Sugiro que se desvie do sorvedouro de expectativas semeadas na necessidade de definir a emoção como antagonista da sabedoria. Reconheça o sentimento como um ingrediente que não descarta a lógica, acopla-se a ela. Um caminho para o reconhecimento do que precisa ser mergulho ou padecerá no raso dos enganos. Não que eu seja oráculo, entidade de conveniência, repositório de fé. Sugiro apenas porque sirvo à mesma jornada. Busco resgatar a mim do meu próprio dentro, meu universo de desencontros e lamentos sussurrados, berço de alegrias domesticadas que aguardam o momento de servirem ao propósito de fazer o corpo tremer de contentamento.

Mesmo que, minutos depois, o sentimento o leve a se contorcer por desapontamento ou saudade.

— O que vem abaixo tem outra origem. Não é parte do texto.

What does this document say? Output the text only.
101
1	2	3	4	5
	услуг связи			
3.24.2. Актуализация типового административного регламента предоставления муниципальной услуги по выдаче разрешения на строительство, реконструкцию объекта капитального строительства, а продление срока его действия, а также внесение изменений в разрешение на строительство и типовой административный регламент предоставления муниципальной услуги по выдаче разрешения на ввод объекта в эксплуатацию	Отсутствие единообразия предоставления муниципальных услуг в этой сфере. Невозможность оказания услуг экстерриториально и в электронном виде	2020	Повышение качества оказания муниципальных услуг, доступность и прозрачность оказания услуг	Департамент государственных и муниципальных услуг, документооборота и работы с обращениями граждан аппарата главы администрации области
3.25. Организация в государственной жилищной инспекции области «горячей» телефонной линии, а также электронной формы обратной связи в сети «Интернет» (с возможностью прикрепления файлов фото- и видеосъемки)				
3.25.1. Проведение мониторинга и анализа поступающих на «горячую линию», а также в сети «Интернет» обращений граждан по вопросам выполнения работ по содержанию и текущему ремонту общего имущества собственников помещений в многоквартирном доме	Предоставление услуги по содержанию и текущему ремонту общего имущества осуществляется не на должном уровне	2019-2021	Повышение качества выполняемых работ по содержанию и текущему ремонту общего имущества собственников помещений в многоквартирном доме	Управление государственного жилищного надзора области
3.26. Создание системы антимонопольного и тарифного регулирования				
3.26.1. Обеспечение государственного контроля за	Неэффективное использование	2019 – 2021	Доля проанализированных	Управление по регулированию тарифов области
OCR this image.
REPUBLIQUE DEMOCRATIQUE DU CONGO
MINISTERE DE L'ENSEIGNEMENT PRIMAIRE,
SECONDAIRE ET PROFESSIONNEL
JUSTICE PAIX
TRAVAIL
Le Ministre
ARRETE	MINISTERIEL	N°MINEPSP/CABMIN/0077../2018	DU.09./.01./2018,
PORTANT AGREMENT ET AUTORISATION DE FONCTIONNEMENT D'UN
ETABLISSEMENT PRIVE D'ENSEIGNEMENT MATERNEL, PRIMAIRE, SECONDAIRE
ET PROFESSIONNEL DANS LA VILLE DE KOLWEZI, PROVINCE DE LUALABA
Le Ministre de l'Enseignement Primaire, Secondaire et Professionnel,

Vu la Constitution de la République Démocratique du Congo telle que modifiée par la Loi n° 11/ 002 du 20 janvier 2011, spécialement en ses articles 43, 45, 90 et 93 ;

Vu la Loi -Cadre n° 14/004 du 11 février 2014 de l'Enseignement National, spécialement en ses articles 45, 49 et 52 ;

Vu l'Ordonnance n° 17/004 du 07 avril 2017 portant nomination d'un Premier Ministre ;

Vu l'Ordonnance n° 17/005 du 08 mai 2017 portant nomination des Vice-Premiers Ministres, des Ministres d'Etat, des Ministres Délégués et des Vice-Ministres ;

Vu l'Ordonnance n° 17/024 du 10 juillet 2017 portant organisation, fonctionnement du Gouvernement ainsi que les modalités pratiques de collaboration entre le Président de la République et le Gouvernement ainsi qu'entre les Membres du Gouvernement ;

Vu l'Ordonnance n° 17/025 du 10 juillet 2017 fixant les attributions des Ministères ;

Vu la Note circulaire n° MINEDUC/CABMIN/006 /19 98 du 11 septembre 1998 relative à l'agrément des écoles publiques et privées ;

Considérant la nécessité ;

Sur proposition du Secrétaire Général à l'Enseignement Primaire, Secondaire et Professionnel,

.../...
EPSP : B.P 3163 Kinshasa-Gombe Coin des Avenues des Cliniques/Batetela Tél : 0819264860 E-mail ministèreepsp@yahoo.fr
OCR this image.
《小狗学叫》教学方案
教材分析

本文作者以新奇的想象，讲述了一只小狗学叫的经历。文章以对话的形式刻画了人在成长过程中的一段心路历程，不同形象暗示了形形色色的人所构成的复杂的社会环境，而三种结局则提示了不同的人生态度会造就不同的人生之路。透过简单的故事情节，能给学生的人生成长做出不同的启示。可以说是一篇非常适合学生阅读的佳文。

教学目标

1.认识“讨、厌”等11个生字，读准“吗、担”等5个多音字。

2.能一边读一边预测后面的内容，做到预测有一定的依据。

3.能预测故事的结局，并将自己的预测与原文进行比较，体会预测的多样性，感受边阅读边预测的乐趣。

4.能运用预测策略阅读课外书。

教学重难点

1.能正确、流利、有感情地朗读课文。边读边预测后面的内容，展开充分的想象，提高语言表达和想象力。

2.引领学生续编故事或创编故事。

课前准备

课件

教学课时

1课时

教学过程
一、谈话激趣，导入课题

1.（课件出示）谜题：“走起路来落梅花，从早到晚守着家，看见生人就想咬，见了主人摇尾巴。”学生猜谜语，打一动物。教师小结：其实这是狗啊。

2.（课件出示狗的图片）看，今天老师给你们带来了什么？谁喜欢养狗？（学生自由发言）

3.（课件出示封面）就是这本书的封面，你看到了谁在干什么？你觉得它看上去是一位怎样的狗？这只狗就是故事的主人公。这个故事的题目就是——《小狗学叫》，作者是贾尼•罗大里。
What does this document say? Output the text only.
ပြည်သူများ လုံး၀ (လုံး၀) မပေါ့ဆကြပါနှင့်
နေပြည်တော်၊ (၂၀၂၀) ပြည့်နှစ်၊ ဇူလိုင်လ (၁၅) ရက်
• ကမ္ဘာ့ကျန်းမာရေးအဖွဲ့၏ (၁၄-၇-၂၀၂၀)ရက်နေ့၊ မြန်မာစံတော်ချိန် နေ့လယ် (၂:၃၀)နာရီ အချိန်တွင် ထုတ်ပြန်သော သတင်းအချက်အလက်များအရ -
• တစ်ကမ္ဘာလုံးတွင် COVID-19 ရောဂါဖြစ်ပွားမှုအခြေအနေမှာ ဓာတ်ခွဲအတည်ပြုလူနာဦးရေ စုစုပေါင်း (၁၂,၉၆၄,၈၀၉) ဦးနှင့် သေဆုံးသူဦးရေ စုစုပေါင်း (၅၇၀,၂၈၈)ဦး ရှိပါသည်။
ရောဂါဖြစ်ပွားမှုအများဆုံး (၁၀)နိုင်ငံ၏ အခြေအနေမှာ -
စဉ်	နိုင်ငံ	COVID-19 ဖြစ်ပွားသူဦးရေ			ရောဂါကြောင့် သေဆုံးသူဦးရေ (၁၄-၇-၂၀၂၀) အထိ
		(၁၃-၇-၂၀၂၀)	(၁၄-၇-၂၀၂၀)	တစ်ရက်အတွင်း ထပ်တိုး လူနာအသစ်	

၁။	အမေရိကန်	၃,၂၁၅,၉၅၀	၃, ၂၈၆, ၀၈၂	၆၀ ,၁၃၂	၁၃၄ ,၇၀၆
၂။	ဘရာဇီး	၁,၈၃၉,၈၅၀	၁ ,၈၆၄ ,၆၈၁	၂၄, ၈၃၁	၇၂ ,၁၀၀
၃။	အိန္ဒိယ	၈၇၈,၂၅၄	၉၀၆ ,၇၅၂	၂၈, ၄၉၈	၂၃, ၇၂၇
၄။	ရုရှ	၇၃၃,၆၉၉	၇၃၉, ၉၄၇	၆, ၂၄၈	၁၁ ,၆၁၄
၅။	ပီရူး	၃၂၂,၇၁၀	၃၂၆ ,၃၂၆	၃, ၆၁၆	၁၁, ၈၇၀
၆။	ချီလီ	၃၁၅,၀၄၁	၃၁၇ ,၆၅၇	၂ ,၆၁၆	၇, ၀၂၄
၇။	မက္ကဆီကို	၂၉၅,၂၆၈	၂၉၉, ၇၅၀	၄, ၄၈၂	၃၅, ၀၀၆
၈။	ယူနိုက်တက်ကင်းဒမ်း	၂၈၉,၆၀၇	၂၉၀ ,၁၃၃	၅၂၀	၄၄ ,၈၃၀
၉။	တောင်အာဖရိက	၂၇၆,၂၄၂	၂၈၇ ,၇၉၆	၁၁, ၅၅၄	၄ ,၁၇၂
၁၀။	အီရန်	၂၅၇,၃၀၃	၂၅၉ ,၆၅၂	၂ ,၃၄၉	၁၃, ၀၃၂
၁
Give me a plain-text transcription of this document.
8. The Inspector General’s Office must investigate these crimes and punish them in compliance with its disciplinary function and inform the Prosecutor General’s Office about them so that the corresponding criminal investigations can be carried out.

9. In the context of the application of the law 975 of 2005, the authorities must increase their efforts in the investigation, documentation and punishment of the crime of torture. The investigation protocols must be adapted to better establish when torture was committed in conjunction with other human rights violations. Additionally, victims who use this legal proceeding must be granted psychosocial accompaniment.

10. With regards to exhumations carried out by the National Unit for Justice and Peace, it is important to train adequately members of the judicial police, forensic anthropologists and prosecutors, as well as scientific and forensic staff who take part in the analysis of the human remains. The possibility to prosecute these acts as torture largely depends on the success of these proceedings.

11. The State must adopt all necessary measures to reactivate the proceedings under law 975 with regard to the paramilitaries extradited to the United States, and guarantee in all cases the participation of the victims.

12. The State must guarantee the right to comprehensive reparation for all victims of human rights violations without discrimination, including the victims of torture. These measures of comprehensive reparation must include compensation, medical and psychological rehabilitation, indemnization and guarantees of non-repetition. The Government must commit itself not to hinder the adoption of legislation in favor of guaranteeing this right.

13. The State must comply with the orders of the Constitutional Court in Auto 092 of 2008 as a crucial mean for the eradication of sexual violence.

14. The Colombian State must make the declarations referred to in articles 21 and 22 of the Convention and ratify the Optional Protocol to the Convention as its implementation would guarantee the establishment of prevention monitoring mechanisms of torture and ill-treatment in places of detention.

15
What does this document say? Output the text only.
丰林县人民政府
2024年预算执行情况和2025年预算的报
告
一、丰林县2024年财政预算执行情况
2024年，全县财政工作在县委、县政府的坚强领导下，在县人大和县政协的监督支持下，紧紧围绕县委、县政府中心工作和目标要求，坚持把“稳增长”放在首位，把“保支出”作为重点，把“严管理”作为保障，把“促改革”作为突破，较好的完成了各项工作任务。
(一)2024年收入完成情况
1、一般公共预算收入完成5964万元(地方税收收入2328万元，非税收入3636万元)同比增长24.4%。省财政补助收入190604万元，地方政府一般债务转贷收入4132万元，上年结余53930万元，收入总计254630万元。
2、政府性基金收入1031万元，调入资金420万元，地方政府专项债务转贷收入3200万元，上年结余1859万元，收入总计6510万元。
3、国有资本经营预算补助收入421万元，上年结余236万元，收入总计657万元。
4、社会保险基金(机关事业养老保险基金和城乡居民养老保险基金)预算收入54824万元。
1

Foto © Engin Akyurt por Pixabay


carladias.com

Comentários

Albir disse…
Sentimento não vale só no filme, no poema ou na canção, "há dias em que ele salva o seu dia."
Perfeito, Carla!
branco disse…
pegando a caneta para subscrever mestre albir .
Zoraya Cesar disse…
'Busco resgatar a mim do meu próprio dentro, meu universo de desencontros e lamentos sussurrados'

Se pudéssemos escrever todas as frases lapidares dos textos principescos da Carla, daria um novo e enorme e sapientíssimo livro. A ser lido e degustado a conta-gotas.
Paulo Barguil disse…
Ah, quem consegue resistir à força das tremidas de contentamento? :-)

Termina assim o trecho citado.